"God must get awfully tired of hearing the same thing over and over again, and in His all-embracing wisdom could certainly embrace a dissonance -- might even enjoy one now and again."
Charles Ives and His World
(J. Peter Burkholder, editor
)
This volume shows Charles Ives in the context of his world in a number of revealing ways. Five new essays examine Ives's relationships to European music and to American music, politics, business, and landscape. J. Peter Burkholder shows Ives as a composer well versed in four distinctive musical traditions who blended them in his mature music. Leon Botstein explores the paradox of how, in the works of Ives and Mahler, musical modernism emerges from profoundly antimodern sensibilities. David Michael Hertz reveals unsuspected parallels between one of Ives's most famous pieces, the Concord Piano Sonata, and the piano sonatas of Liszt and Scriabin. Michael Broyles sheds new light on Ives's political orientation and on his career in the insurance business, and Mark Tucker shows the importance for Ives of his vacations in the Adirondacks and the representation of that landscape in his music.
The remainder of the book presents documents that illuminate Ives's personal life. A selection of some sixty letters to and from Ives and his family, edited and annotated by Tom C. Owens, is the first substantial collection of Ives correspondence to be published. Two sections of reviews and longer profiles published during his lifetime highlight the important stages in the reception of Ives's music, from his early works through the premieres of his most important compositions to his elevation as an almost mythic figure with a reputation among some critics as America's greatest composer.
Charles Ives and the Classical Tradition
(Geoffrey Block and J. Peter Burkholder, editors)

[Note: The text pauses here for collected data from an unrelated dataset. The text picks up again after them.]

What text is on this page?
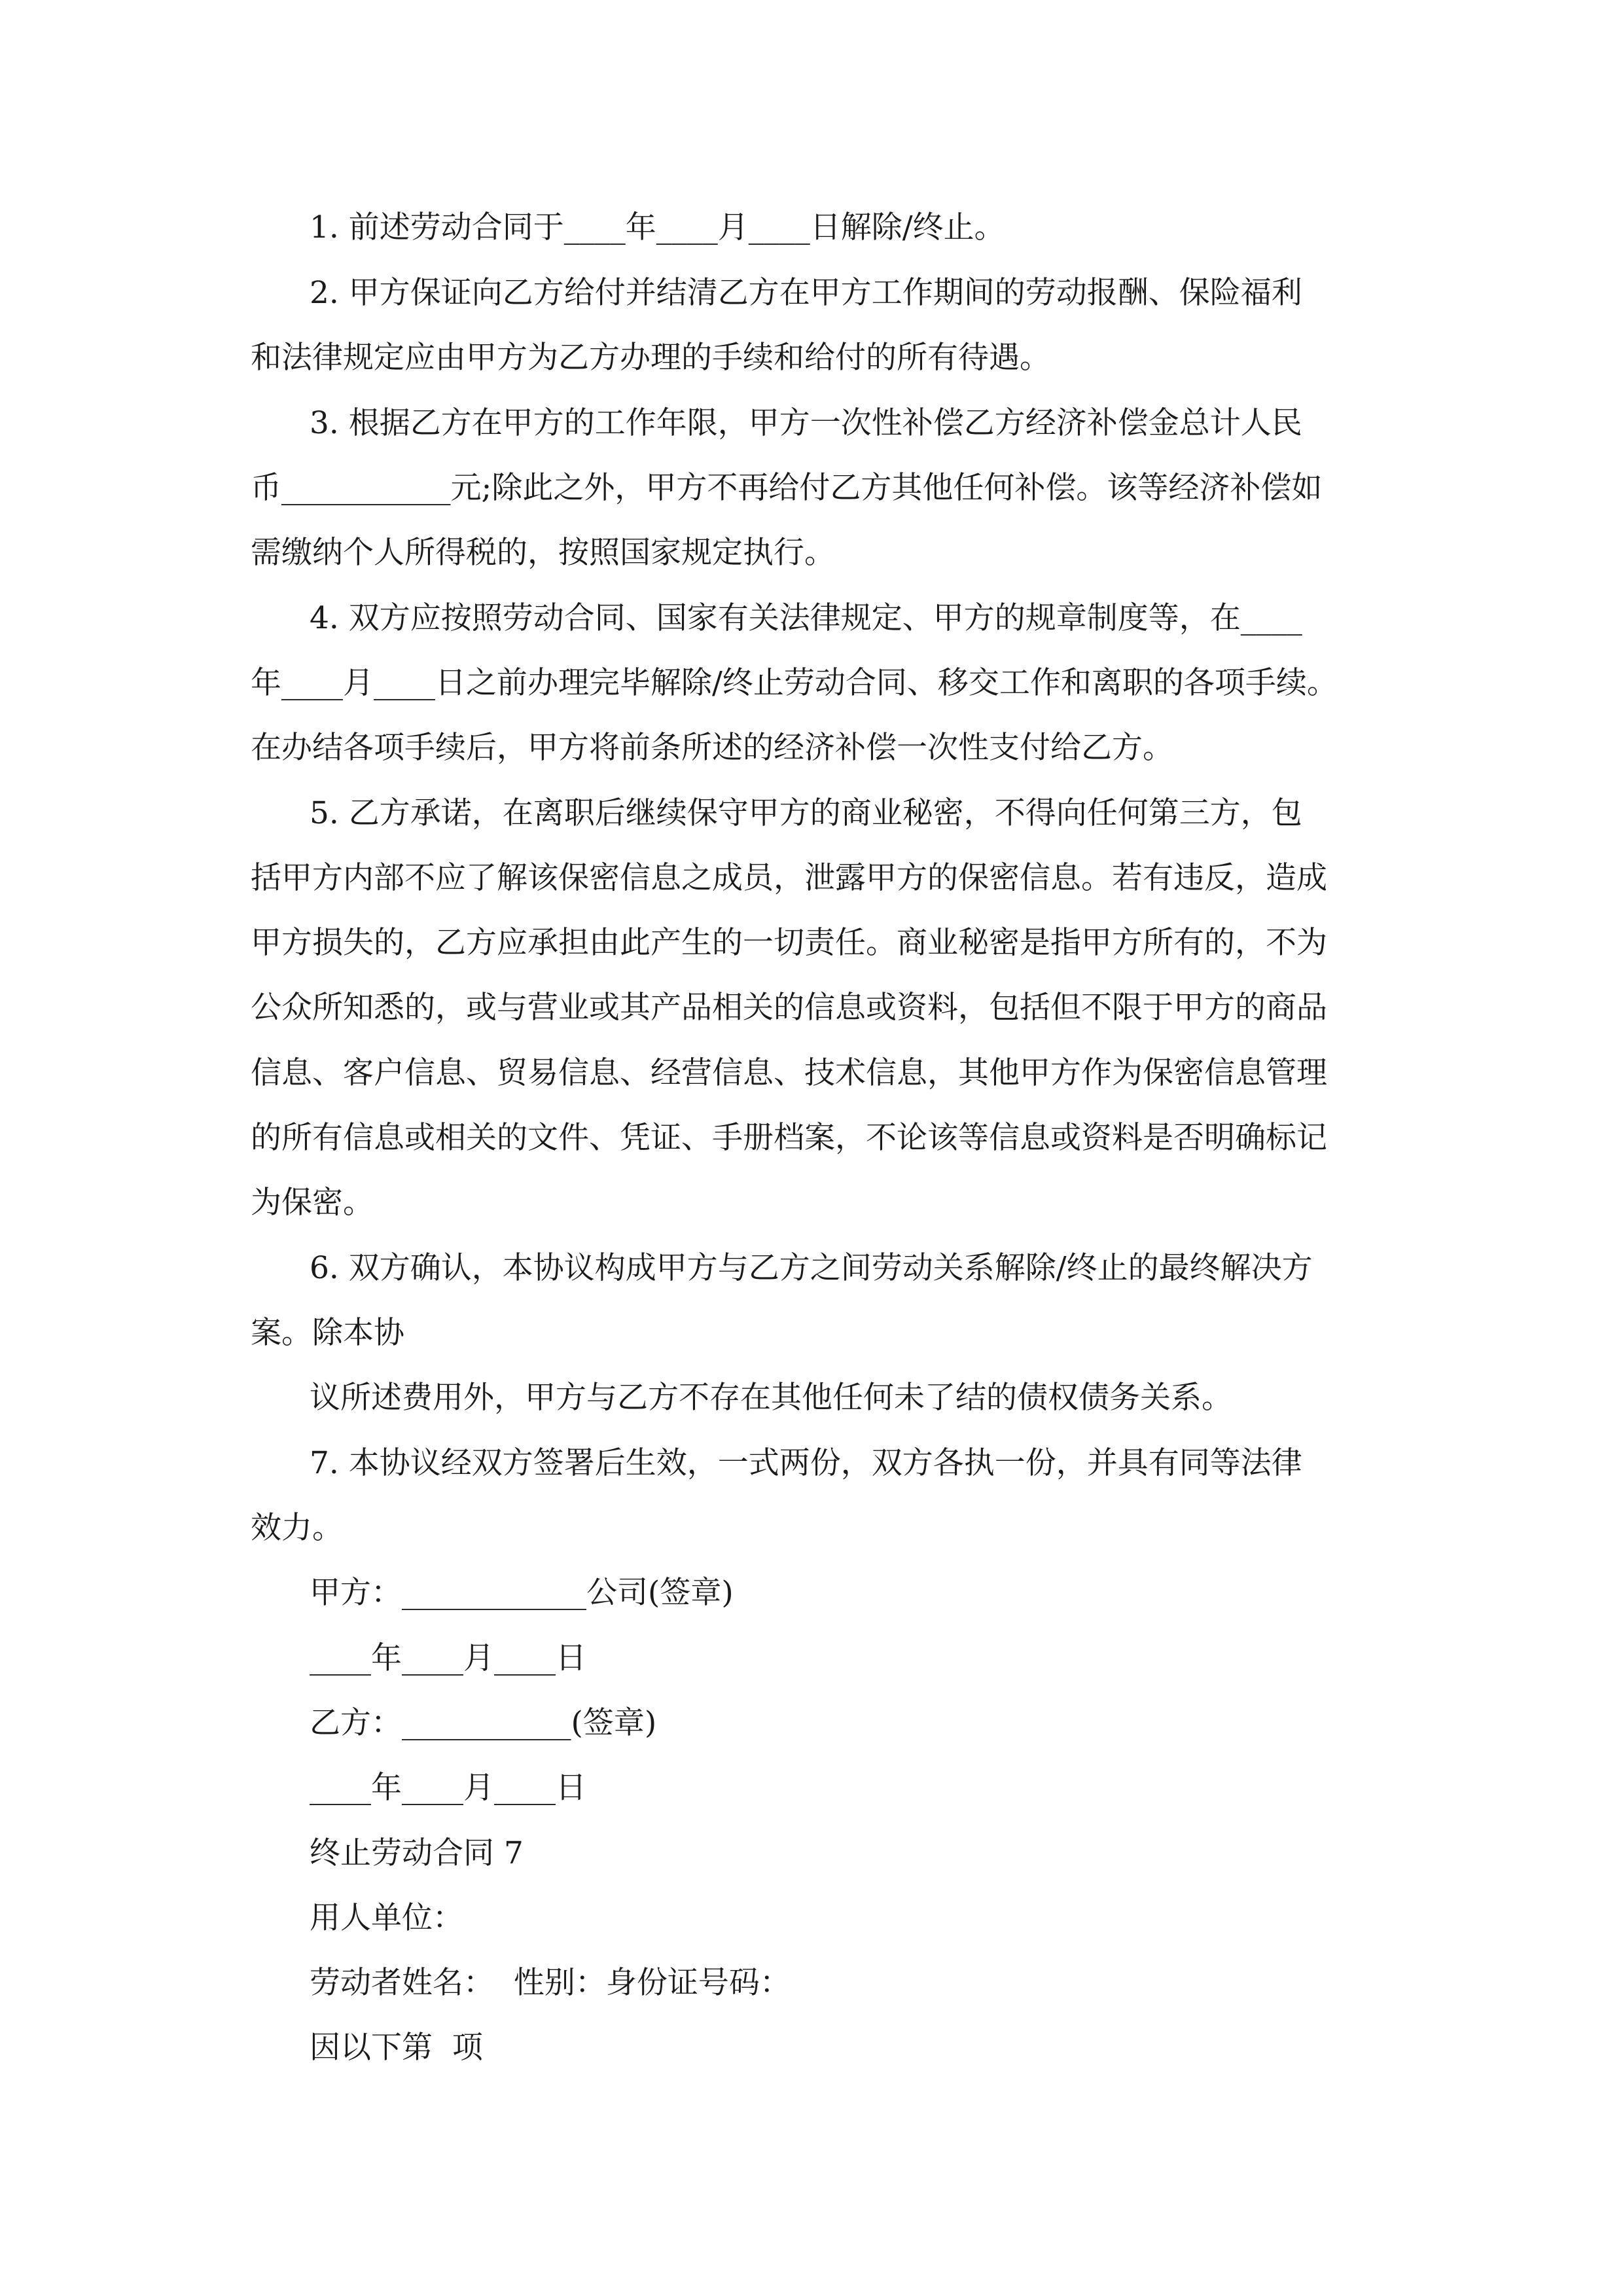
1. 前述劳动合同于____年____月____日解除/终止。
2. 甲方保证向乙方给付并结清乙方在甲方工作期间的劳动报酬、保险福利
和法律规定应由甲方为乙方办理的手续和给付的所有待遇。
3. 根据乙方在甲方的工作年限，甲方一次性补偿乙方经济补偿金总计人民
币___________元;除此之外，甲方不再给付乙方其他任何补偿。该等经济补偿如
需缴纳个人所得税的，按照国家规定执行。
4. 双方应按照劳动合同、国家有关法律规定、甲方的规章制度等，在____
年____月____日之前办理完毕解除/终止劳动合同、移交工作和离职的各项手续。
在办结各项手续后，甲方将前条所述的经济补偿一次性支付给乙方。
5. 乙方承诺，在离职后继续保守甲方的商业秘密，不得向任何第三方，包
括甲方内部不应了解该保密信息之成员，泄露甲方的保密信息。若有违反，造成
甲方损失的，乙方应承担由此产生的一切责任。商业秘密是指甲方所有的，不为
公众所知悉的，或与营业或其产品相关的信息或资料，包括但不限于甲方的商品
信息、客户信息、贸易信息、经营信息、技术信息，其他甲方作为保密信息管理
的所有信息或相关的文件、凭证、手册档案，不论该等信息或资料是否明确标记
为保密。
6. 双方确认，本协议构成甲方与乙方之间劳动关系解除/终止的最终解决方
案。除本协
议所述费用外，甲方与乙方不存在其他任何未了结的债权债务关系。
7. 本协议经双方签署后生效，一式两份，双方各执一份，并具有同等法律
效力。
甲方：____________公司(签章)
____年____月____日
乙方：___________(签章)
____年____月____日
终止劳动合同 7
用人单位：
劳动者姓名：  性别：身份证号码：
因以下第  项
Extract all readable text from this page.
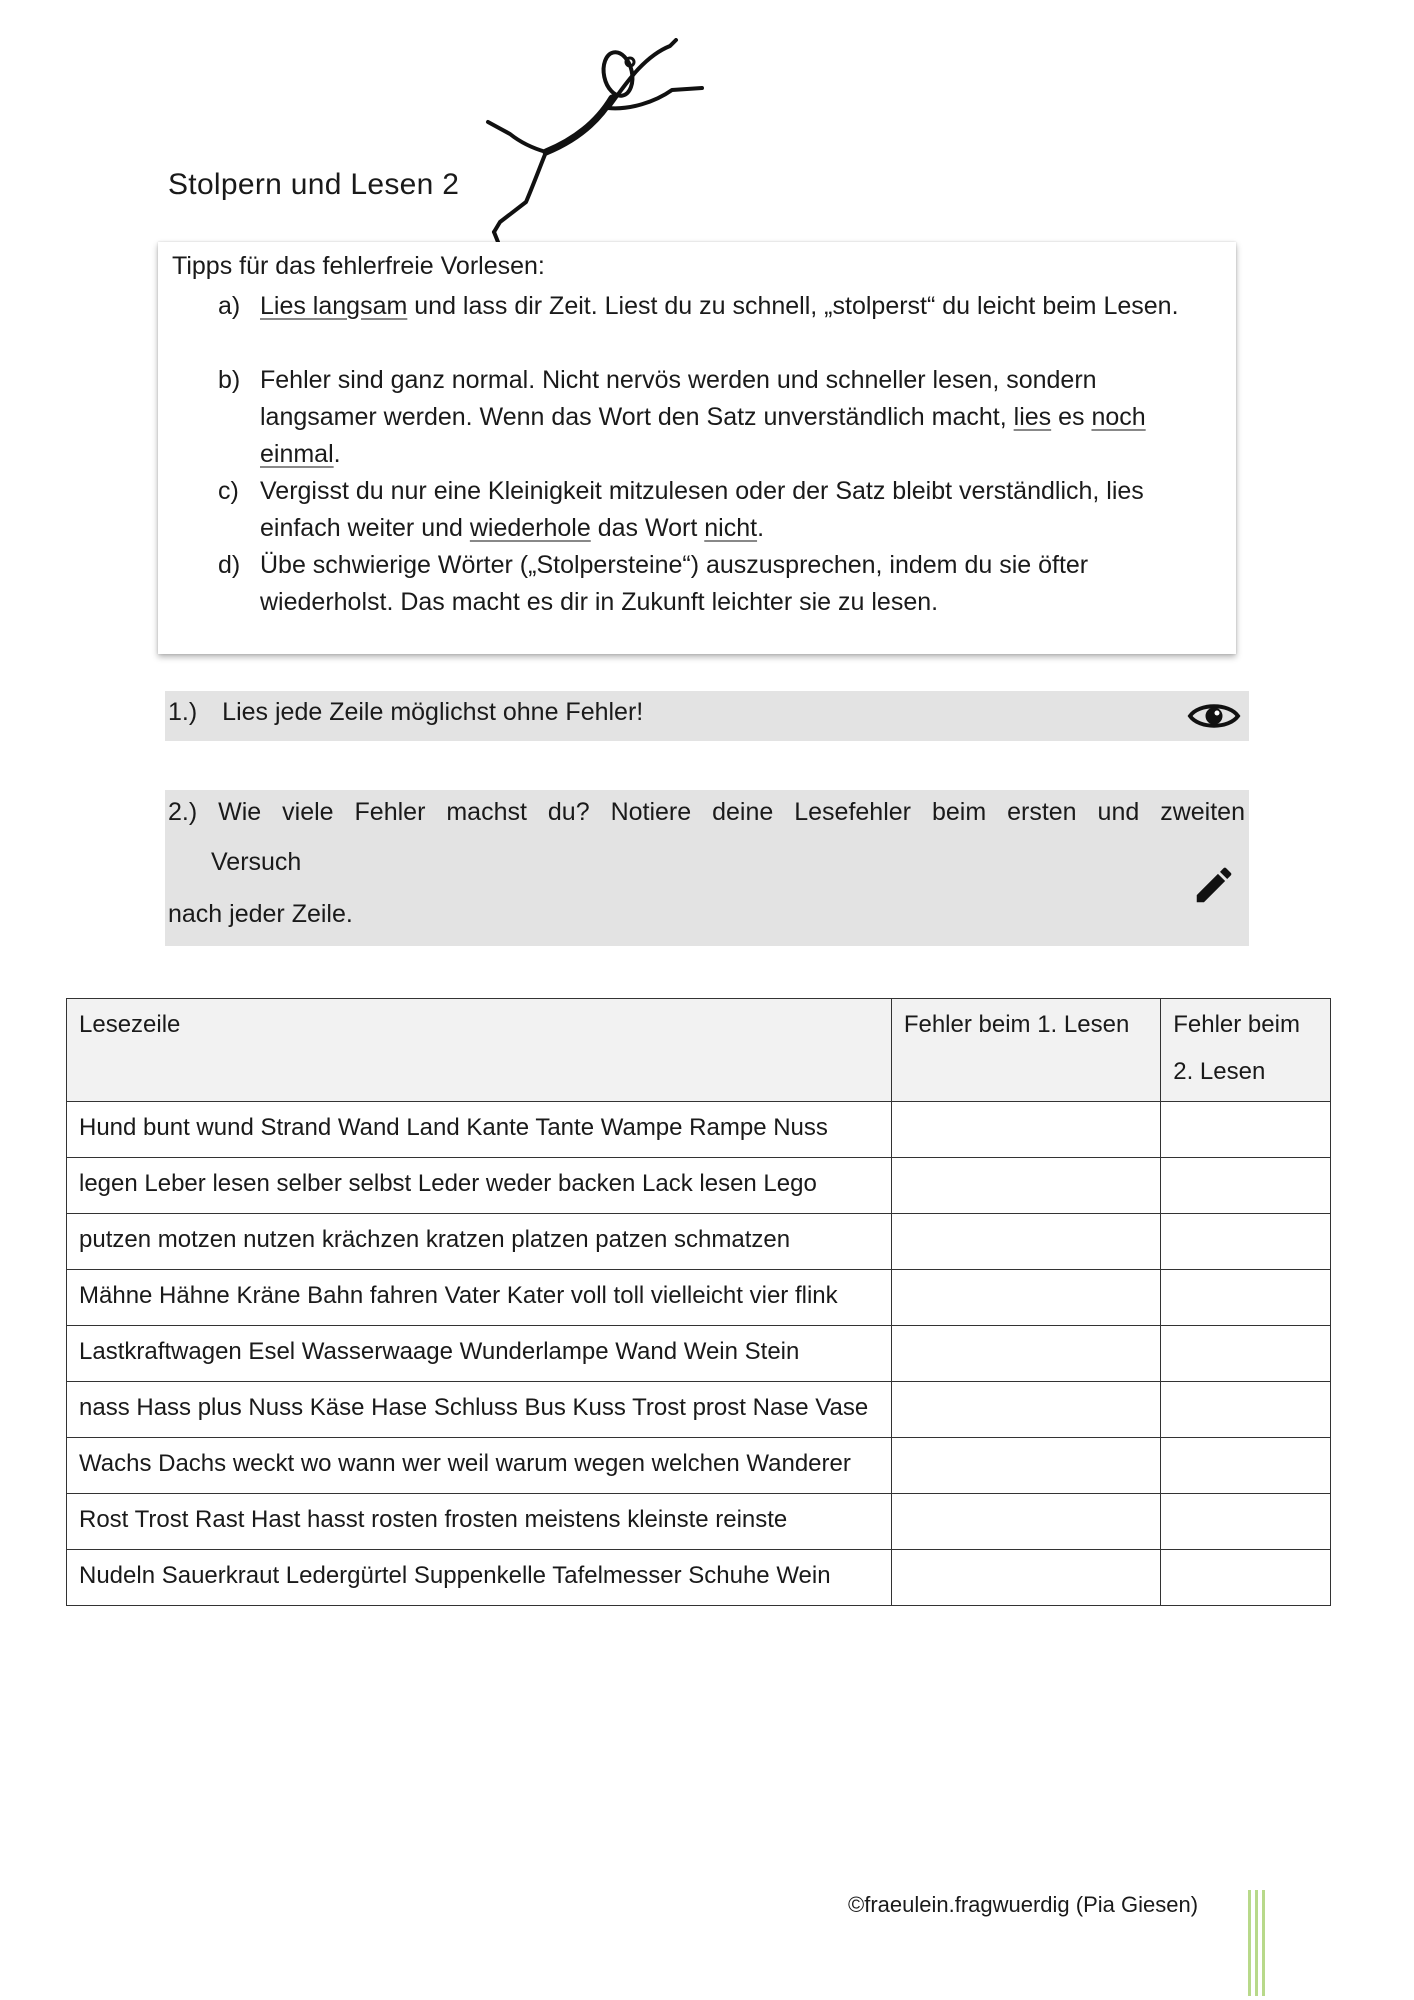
Stolpern und Lesen 2
Tipps für das fehlerfreie Vorlesen:
a) Lies langsam und lass dir Zeit. Liest du zu schnell, „stolperst“ du leicht beim Lesen.
b) Fehler sind ganz normal. Nicht nervös werden und schneller lesen, sondern langsamer werden. Wenn das Wort den Satz unverständlich macht, lies es noch einmal.
c) Vergisst du nur eine Kleinigkeit mitzulesen oder der Satz bleibt verständlich, lies einfach weiter und wiederhole das Wort nicht.
d) Übe schwierige Wörter („Stolpersteine“) auszusprechen, indem du sie öfter wiederholst. Das macht es dir in Zukunft leichter sie zu lesen.
1.) Lies jede Zeile möglichst ohne Fehler!
2.) Wie viele Fehler machst du? Notiere deine Lesefehler beim ersten und zweiten
Versuch
nach jeder Zeile.
Lesezeile	Fehler beim 1. Lesen	Fehler beim 2. Lesen
Hund bunt wund Strand Wand Land Kante Tante Wampe Rampe Nuss		
legen Leber lesen selber selbst Leder weder backen Lack lesen Lego		
putzen motzen nutzen krächzen kratzen platzen patzen schmatzen		
Mähne Hähne Kräne Bahn fahren Vater Kater voll toll vielleicht vier flink		
Lastkraftwagen Esel Wasserwaage Wunderlampe Wand Wein Stein		
nass Hass plus Nuss Käse Hase Schluss Bus Kuss Trost prost Nase Vase		
Wachs Dachs weckt wo wann wer weil warum wegen welchen Wanderer		
Rost Trost Rast Hast hasst rosten frosten meistens kleinste reinste		
Nudeln Sauerkraut Ledergürtel Suppenkelle Tafelmesser Schuhe Wein		
©fraeulein.fragwuerdig (Pia Giesen)
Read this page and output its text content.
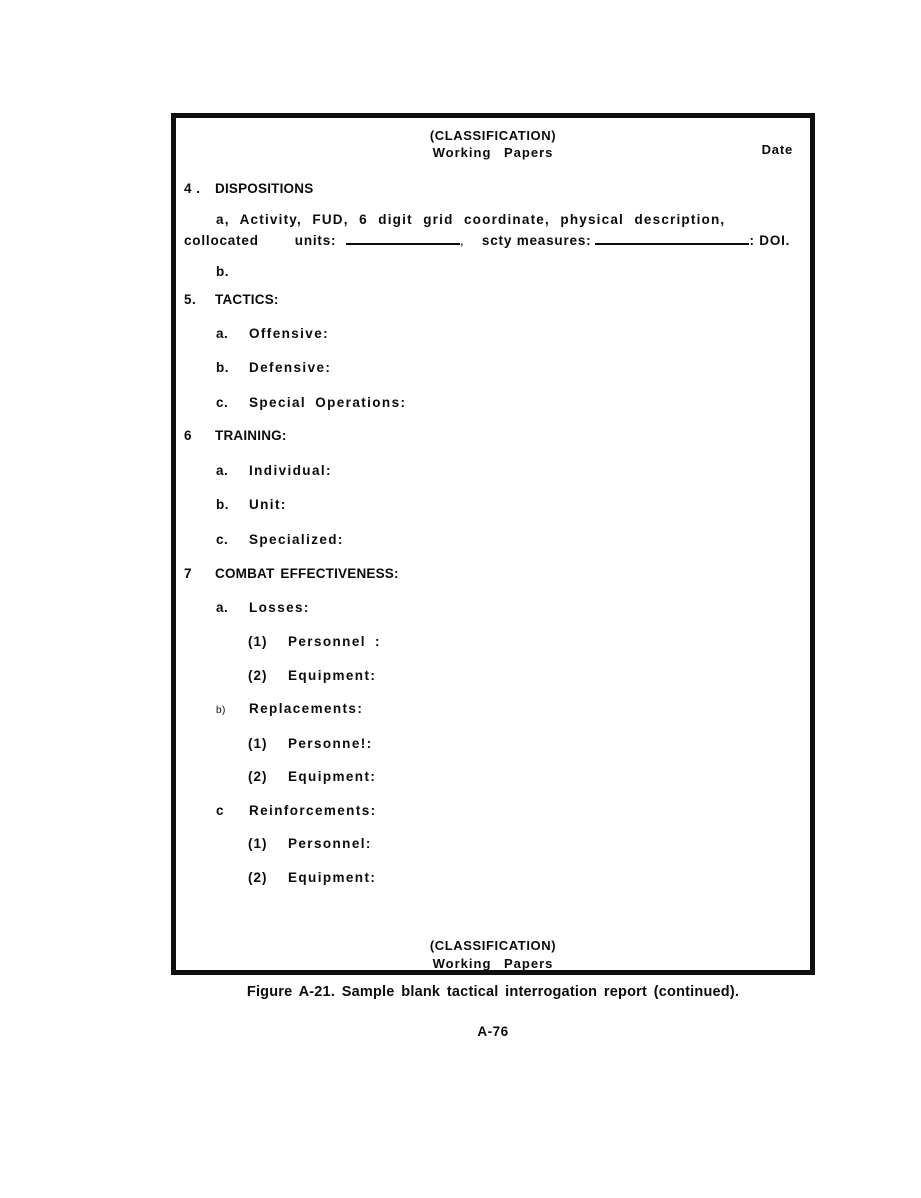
(CLASSIFICATION)
Working Papers	Date
4 . DISPOSITIONS
a, Activity, FUD, 6 digit grid coordinate, physical description,
collocated	units:	, scty measures:	: DOI.
b.
5. TACTICS:
a. Offensive:
b. Defensive:
c. Special Operations:
6 TRAINING:
a. Individual:
b. Unit:
c. Specialized:
7 COMBAT EFFECTIVENESS:
a. Losses:
(1) Personnel :
(2) Equipment:
b) Replacements:
(1) Personne!:
(2) Equipment:
c Reinforcements:
(1) Personnel:
(2) Equipment:
(CLASSIFICATION)
Working Papers
Figure A-21. Sample blank tactical interrogation report (continued).
A-76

Although Charles Ives has long been viewed as the quintessential American composer, he was also closely linked to the European classical tradition, say the Ives scholars in this book. Contributors explore the influences on Ives of his musical predecessors and the parallels between Ives and his European contemporaries, revealing him as culturally unique and yet reliant on the classical tradition for aesthetic philosophy and musical techniques.
The Music of Charles Ives
(Philip Lambert)
With this innovative analysis of the music of Charles Ives, Philip Lambert fills a significant gap in the literature on one of America`s most important composers. Lambert portrays Ives as a composer of great diversity and complexity who nevertheless held to a single artistic vision.